I did this calculation in a more systematic manner now. I made a systematic selection of the highest Wh points based on a fixed bandwidth from the trend line and I determined the trend line by a least square method applied to the selected points within this bandwidth (which may seem a bit circular, but it works well). See the new graph below for these selected points only, with the related trend line. This improved calculation provides a degradation estimation over the first two years of 2.6 %, which is only 1.3% per year. This year summer still has to come; this will provide more points that will be selected within the bandwidth. After summer I will make this estimation again.
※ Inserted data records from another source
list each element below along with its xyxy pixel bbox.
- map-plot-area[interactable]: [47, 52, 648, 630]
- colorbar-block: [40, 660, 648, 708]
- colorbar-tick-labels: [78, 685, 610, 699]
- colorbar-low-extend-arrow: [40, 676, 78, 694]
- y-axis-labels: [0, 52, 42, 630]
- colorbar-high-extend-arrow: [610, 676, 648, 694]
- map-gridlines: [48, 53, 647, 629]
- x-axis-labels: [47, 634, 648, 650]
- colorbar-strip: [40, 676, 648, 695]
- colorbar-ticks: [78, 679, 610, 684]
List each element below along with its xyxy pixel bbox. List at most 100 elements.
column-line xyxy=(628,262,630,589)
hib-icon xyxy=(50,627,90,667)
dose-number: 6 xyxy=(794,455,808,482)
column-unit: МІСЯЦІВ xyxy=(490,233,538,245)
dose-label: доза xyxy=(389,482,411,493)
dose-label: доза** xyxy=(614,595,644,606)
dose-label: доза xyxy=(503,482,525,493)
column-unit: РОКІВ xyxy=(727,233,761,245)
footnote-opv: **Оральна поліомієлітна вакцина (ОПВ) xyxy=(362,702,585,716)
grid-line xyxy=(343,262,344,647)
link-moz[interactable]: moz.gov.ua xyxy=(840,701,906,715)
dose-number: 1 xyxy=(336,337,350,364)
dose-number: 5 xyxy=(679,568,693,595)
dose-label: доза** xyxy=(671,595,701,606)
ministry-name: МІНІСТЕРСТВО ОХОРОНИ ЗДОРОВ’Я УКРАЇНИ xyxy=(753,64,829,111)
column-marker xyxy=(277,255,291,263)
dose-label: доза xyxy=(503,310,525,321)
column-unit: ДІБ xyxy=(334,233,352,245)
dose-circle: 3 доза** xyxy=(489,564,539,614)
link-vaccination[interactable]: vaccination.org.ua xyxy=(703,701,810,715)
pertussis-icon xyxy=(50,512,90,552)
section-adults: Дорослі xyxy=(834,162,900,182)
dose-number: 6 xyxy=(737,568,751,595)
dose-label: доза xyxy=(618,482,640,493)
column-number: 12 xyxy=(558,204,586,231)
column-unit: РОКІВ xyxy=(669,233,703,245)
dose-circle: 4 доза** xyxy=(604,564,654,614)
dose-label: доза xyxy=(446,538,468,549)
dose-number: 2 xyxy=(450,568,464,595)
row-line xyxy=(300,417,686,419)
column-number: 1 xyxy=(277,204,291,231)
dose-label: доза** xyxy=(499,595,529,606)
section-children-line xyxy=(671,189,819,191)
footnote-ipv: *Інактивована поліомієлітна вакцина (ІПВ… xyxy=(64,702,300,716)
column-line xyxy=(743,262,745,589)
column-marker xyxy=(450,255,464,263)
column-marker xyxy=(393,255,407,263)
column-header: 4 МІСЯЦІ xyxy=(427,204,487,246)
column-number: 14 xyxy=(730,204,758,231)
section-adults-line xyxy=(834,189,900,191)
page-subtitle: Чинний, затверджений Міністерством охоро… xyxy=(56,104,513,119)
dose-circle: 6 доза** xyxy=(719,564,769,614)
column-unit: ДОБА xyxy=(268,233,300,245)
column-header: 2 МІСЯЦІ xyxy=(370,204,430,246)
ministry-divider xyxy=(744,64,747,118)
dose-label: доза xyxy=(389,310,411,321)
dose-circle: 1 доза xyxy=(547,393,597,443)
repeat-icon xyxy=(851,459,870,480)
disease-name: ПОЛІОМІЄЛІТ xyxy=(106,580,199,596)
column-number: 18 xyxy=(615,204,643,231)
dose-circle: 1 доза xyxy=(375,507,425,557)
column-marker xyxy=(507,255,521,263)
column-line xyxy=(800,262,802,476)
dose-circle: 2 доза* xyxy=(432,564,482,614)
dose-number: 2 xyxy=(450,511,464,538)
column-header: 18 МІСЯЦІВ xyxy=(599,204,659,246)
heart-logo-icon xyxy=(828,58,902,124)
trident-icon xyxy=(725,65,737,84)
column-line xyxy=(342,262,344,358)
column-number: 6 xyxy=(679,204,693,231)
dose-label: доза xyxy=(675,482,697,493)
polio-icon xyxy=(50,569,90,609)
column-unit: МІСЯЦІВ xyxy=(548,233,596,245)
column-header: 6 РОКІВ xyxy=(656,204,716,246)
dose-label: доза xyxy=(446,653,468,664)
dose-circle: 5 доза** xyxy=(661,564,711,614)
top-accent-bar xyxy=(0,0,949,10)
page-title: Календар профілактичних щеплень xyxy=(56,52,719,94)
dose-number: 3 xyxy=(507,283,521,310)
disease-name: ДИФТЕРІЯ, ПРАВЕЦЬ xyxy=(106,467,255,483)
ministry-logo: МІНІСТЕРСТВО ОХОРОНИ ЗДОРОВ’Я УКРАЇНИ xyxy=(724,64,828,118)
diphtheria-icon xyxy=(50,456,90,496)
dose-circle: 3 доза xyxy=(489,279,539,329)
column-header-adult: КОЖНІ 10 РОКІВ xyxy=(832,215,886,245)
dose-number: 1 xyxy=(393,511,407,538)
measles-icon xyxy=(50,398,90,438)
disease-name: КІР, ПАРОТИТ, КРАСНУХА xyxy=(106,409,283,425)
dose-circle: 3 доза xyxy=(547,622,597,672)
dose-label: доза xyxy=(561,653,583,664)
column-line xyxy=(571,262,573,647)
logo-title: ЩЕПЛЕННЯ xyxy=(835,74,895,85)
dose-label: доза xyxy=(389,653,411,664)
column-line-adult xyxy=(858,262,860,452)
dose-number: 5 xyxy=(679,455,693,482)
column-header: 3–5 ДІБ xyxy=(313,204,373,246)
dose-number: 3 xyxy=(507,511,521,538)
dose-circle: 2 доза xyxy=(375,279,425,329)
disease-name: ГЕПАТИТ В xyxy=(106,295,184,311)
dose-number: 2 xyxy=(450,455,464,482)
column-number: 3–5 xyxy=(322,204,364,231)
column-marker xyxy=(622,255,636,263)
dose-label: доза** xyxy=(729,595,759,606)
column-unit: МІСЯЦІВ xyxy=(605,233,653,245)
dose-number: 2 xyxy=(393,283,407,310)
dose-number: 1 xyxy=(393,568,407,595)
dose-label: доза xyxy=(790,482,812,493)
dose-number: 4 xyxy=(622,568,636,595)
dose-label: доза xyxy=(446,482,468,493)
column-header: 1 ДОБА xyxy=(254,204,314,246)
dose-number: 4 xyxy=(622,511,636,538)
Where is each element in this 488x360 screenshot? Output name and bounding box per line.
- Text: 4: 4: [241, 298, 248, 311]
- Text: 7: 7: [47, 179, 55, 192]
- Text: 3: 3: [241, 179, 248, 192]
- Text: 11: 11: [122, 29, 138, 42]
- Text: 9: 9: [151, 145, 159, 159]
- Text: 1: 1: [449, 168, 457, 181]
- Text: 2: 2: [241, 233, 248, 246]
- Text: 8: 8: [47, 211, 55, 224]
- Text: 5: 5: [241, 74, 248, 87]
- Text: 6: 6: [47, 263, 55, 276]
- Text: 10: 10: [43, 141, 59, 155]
P.S. If you are interested to see what outcome this method gives for your data, just send me the data (Wh per charging session over time) and I will apply it: [email protected].

 

I think so. I remember Jeff N mentioning that as well, but I can't seem to find anything concrete on the chemistry.

 

I used to be a little confused about this, but all of the references I've seen recently say the Prius Plugin battery is Lithium NMC or Lithium with Nickel, Manganese, and Cobalt. There are at least 2-3 variations in the ratios of the NMC to each other and I don't know what these Panasonic cells use so I don't know how much absolute grams of Nickel are actually used. The Ford Energi cars seem to use very similar but perhaps slightly different cells from Panasonic. The Volt also uses NMC based cells but from LG. I think the Prius and Energi cells are more power optimized whereas the cells used in the Volt are quite a bit more energy dense. That makes sense due to the different sizes of the battery packs.

 

interesting. do you think at 3 years, 20,000 miles ev and 9,000 hv, that i'm not much worse off as hov drivers at 3 years and 29,000 miles of hv?

 

So, Prius versus Prius Plugin? Worse off in what way?

 

no, pip vs pip. me vs a pip driver who never plugs in. you say it's more time than miles?

 

If you have two PiPs driven the same way but one is never plugged in then it's likely that it will age more gracefully since it won't see the degradation from the full charging cycles.

 

Does it really charge higher or discharge lower if it is never plugged in ?
The first I can buy; the latter, I doubt it.
And I doubt the conclusion either because a "full cycle" really isn't anyway.